"Kasus tabrakan dan narkotika itu terus dilanjutkan prosesnya. Untuk kecelakaan polisi menyarankan berdamai saja. Sementara untuk narkotika petugas menelusuri lebih lanjut dari mana sumbernya, kapan ia memakai, apa sudah lama menggunakan dan seterusnya. Jadi, akan panjang prosesnya," sebut Fadely lagi.
"Mereka tahu aku korban tabrakan itu?"
"Karena tahu Bro itu petugas menyarankan agar segera disepakati jalan damai."
Rendi merasa rugi besar kehilangan HP. Putus kontak sama sekali dengan orang-orang yang diperlukannya. Ia kenal dengan Kapolresta dan sejumlah Kasat. Kenal dekat dengan Kasat Lantas. Tapi nomor kontak mereka hilang semua. Tidak bisa menghubungi mereka.
"Bakal menarik juga kasusnya. Anak pengusaha sukses menabrak seorang mahasiswa hingga mengalami patah kaki. Si penabrak diduga akibat pengaruh narkotika," tutur Hernan. "Berita yang sangat menarik."
"Belum ada beritanya kan?"
"Sepertinya belum."
"Apa yang kubilang tadi akan menjadi berita yang sangat menarik," ujar Fadely tertawa membenarkan prediksinya yang juga didukung oleh Hernan.

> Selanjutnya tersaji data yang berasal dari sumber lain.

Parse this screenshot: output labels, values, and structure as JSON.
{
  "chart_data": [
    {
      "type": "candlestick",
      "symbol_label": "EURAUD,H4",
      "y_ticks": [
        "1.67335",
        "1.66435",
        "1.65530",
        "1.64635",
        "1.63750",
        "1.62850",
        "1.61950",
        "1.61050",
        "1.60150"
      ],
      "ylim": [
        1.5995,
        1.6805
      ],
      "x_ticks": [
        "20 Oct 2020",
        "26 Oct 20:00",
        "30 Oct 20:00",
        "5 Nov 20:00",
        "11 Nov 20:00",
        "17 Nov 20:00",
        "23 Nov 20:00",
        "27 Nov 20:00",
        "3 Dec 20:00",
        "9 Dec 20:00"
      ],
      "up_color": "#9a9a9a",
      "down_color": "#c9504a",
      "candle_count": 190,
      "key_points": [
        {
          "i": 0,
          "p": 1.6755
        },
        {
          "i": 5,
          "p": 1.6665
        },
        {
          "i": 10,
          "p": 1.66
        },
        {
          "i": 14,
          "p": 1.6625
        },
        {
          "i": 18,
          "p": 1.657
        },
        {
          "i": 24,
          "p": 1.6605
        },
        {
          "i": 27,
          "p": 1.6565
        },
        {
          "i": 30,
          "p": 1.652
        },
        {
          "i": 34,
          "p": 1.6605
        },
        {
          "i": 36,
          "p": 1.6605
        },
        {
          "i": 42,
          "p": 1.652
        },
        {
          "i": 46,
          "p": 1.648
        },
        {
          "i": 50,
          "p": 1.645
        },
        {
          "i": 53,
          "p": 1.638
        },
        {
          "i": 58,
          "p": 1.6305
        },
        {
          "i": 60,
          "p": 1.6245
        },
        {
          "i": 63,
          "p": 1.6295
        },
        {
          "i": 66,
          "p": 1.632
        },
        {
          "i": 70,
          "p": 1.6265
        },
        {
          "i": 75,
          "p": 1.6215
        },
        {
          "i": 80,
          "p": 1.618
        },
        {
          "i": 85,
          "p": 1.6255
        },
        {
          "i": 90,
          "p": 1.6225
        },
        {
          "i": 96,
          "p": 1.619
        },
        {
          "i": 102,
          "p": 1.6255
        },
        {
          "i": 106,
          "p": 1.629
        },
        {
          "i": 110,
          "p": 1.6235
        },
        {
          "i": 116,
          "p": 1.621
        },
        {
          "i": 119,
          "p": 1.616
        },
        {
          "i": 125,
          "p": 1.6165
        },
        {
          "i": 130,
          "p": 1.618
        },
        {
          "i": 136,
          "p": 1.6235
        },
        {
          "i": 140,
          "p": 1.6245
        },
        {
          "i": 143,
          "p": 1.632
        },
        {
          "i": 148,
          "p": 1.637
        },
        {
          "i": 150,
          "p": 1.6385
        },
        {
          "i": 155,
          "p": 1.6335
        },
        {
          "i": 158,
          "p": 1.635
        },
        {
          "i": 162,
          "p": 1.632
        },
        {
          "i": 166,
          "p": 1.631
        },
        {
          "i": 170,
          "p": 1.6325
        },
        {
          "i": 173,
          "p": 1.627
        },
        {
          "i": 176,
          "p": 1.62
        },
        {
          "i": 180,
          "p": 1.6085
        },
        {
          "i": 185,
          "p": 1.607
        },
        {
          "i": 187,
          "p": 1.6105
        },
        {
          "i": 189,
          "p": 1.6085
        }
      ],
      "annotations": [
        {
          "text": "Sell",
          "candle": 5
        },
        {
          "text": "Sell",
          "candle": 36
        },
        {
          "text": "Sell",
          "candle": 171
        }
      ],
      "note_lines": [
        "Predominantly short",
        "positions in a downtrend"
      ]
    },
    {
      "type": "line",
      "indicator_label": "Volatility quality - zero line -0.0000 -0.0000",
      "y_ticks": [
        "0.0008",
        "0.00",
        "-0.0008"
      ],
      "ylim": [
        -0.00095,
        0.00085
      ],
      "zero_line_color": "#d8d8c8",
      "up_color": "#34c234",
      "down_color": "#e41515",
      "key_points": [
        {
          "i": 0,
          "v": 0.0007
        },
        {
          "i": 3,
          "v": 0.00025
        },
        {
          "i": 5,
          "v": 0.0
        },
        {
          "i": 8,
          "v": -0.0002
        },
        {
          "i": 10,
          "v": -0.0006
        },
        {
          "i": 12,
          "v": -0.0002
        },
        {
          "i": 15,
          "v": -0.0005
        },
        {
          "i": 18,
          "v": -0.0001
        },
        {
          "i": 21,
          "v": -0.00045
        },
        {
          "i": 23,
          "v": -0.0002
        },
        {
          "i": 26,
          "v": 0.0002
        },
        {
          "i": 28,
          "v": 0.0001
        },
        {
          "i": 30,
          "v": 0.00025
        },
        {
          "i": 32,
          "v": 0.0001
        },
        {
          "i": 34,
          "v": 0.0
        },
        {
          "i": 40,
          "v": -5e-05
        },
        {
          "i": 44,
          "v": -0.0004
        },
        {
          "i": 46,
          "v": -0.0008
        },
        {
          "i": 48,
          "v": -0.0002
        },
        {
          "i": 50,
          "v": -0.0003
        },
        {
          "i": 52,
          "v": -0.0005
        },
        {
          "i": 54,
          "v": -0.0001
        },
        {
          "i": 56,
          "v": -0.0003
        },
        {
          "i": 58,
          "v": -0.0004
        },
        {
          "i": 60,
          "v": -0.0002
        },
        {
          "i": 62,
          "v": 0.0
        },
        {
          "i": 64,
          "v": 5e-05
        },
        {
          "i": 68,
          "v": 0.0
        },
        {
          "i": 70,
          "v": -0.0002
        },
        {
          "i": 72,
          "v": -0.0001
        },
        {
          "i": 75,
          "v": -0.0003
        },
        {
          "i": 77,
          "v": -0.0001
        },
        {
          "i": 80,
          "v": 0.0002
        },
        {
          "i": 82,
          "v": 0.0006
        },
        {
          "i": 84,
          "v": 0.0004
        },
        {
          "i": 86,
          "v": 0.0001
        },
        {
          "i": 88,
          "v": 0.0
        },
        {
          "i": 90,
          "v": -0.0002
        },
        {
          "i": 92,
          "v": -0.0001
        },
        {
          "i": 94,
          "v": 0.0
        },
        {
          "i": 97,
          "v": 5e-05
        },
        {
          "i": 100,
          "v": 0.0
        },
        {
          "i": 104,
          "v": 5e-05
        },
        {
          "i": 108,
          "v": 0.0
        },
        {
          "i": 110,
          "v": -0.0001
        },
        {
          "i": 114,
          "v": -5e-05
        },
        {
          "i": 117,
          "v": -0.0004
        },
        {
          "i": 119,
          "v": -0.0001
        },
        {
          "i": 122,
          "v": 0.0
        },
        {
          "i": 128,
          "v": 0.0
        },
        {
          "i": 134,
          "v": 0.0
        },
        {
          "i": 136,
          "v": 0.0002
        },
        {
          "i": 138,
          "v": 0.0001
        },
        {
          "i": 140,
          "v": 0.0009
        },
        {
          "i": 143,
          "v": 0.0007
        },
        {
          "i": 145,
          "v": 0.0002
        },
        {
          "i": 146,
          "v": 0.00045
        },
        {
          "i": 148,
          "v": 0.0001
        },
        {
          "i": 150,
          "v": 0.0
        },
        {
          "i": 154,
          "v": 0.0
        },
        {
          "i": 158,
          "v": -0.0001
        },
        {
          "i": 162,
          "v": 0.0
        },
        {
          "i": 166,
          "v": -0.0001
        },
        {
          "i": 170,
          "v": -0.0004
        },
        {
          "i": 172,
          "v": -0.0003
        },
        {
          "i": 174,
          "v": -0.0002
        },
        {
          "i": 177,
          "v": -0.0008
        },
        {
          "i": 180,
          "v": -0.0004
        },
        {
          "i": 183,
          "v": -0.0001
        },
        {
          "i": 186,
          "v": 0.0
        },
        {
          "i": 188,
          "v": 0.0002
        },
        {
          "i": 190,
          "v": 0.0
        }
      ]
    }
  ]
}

"Orang tuanya pasti tidak akan tinggal diam."
"Pasti ikut campur orang tuanya. Tidak mungkin tidak," kata Rendi. Ia beralasan, seperti yang pernah dijelaskan Fadely, orang tua Shelia adalah pengusaha sukses yang cukup disegani.
Berapa pun akan dikeluarkannya uang agar kasus anaknya tidak sampai ke proses hukum.
Fadely tertawa. "Tentulah ada. Itu makanya disarankan berdamai. Lalu untuk kasus narkotika mungkin akhirnya diputuskan melakukan rehabilitasi dan pembinaan saja. Kalau bukan orang berada bapaknya, o dah masuk dia dari kemarin."
Belum ekspos dan belum pula ada wartawan yang tahu, sangat memungkinkan perkara tabrakan itu diakhiri dengan damai. Bisa jadi karena permintaan bapak di gadis itu, tidak dilakukan ekspos dan tidak dishare ke wartawan.
"Siapa sih bapaknya?" tanya Hernan.
"Pengusaha sukses Kota Bandung. Banyak bisnisnya."
Hernan mengangguk dengan mulut membulat. O, katanya yang mengenal nama tapi belum pernah jumpa dengannya pengusaha terkenal itu.
"Ia baru semalam ke sini," jelas Rendi kemudian. Ia merasa tidak perlu menyembunyikan sesuatu masalah dari kawan-kawaan ini. Justru akan menjadi masalah bila tidak diberitahu.
"Siapa? Bapak gadis itu?"
"Bukan. Shelia."
"Gadis penabrak itu ke sini lagi? Jumpa Bro?"
Rendi mengangguk. "Iya. Jumpa dengan Siska dia di sini. Ditatar sama Siska dia."
"Ngapain dia ke sini?"
"Minta perdamaian dan mencabut laporan di polisi."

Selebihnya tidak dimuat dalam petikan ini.